I will type something shorter this time and wait for follow on questions from you.
1) Jamon allows you to look at various jvm instances jamon stats with the war if you use have hazelcast in your classpath. See this page for more info. There is also a video link that talks about configuration at the end of the video: http://jamonapi.sourceforge.net/distributed_jamon.html
2) Alternatively you can take advantage of the fact that jamon statistics are serializable. The jamon war can look in the 'jjamonDataPersister.directory' for any jamon serialized files of the format *.ser and your war can display them. JAMon can save these on a timer or you can yourself. You can move these serialized files to whereever you are running the jamon war and they can be displayed.

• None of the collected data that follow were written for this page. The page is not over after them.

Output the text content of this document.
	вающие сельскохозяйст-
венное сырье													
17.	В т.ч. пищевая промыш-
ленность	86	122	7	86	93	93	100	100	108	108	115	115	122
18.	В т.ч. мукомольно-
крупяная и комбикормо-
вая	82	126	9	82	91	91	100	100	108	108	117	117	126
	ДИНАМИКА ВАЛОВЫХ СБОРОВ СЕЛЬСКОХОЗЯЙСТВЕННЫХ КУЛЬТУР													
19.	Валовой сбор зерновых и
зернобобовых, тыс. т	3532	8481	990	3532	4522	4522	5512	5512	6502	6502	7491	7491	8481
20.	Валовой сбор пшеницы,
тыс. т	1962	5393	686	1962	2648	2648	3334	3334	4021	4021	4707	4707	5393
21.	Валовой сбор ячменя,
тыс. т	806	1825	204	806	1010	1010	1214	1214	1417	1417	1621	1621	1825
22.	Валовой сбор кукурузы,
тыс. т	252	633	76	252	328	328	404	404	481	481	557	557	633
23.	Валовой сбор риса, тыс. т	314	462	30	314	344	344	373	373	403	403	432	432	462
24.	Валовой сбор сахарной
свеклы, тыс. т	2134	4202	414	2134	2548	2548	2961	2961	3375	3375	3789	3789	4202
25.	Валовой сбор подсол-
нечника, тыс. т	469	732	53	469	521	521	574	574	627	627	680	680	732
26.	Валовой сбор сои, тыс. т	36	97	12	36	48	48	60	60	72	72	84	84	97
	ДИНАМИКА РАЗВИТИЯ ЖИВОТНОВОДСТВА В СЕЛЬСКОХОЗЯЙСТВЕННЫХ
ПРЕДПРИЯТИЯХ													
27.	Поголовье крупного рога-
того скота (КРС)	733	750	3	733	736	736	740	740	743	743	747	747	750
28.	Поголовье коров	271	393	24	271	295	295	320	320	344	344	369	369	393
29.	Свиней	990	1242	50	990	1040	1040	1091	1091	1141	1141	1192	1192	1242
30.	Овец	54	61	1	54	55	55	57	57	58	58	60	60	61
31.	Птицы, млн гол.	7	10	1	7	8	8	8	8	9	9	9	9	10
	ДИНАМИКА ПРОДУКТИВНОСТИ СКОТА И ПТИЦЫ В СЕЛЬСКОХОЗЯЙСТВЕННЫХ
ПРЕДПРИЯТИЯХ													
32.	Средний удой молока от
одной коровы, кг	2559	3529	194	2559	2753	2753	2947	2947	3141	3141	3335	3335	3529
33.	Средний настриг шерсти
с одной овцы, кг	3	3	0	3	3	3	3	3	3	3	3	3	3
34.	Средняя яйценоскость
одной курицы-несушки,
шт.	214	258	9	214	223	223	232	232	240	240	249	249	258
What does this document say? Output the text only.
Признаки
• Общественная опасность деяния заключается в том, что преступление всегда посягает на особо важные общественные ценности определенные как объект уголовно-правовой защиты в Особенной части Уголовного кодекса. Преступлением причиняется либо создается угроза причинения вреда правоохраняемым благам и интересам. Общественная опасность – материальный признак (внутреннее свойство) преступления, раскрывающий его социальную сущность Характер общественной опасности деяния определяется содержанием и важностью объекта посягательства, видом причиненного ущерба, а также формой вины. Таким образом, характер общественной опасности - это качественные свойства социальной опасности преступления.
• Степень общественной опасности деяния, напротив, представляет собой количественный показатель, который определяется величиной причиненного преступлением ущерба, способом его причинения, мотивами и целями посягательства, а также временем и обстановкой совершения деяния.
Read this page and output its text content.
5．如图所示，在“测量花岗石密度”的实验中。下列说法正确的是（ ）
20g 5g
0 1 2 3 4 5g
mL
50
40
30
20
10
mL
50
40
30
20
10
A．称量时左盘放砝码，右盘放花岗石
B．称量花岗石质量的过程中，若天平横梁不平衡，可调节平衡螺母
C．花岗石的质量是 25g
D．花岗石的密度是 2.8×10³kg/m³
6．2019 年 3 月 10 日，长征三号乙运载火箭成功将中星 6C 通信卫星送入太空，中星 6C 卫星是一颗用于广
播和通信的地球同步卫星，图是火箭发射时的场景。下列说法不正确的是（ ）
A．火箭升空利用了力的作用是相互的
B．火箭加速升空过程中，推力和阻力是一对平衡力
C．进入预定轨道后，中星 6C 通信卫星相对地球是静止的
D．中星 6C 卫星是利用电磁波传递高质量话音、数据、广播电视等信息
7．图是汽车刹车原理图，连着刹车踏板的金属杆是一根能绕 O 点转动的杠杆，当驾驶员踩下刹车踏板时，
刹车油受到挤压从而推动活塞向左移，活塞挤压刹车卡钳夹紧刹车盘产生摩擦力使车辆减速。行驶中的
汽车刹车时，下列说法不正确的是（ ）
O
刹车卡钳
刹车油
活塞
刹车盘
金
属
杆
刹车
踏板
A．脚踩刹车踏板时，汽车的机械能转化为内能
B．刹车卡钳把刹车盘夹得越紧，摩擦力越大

Here is the properties file: https://github.com/stevensouza/jamonapi/blob/master/jamon/src/test/resources/jamonapi.properties#L43
Here is a simple test that shows how to serialize jamon data: https://github.com/stevensouza/jamonapi/blob/master/jamon/src/test/java/com/jamonapi/MonitorCompositeTest.java#L60
Thanks for the speedy answer.
Regrettably I do not want to use hazelcast at this moment. This has to do with network topology, infra structure support and a low as possible impact.
It looks like the best intial route to take will be to write a reporter (if it is not in the library) that writes out the data in CSV format in fixed intervals, which we then can initially analyse with excel or different tooling. From its name, LocalJamonFilePersister might be a good example to work from, but will look into that later this week (this is voluntary work at the moment, to improve my knowledge of monitoring and the application).
Regards,
Wim Veldhuis.
Sounds good. The library doesn't write data as csv, but the web application can. LocalJamonFilePersister would probably be a good place to work from. Still it might be useful to serialize the jamon data as it will give you the whole web of jamon objects including stack traces as well as all the other data. You could write both the serialized data and the csv. The advantage of the jamon serialized data is you can move it to the jvm that has jamon war and view all of the jamon data without doing any extra code.
If you have any further questions don't hesitate to ask.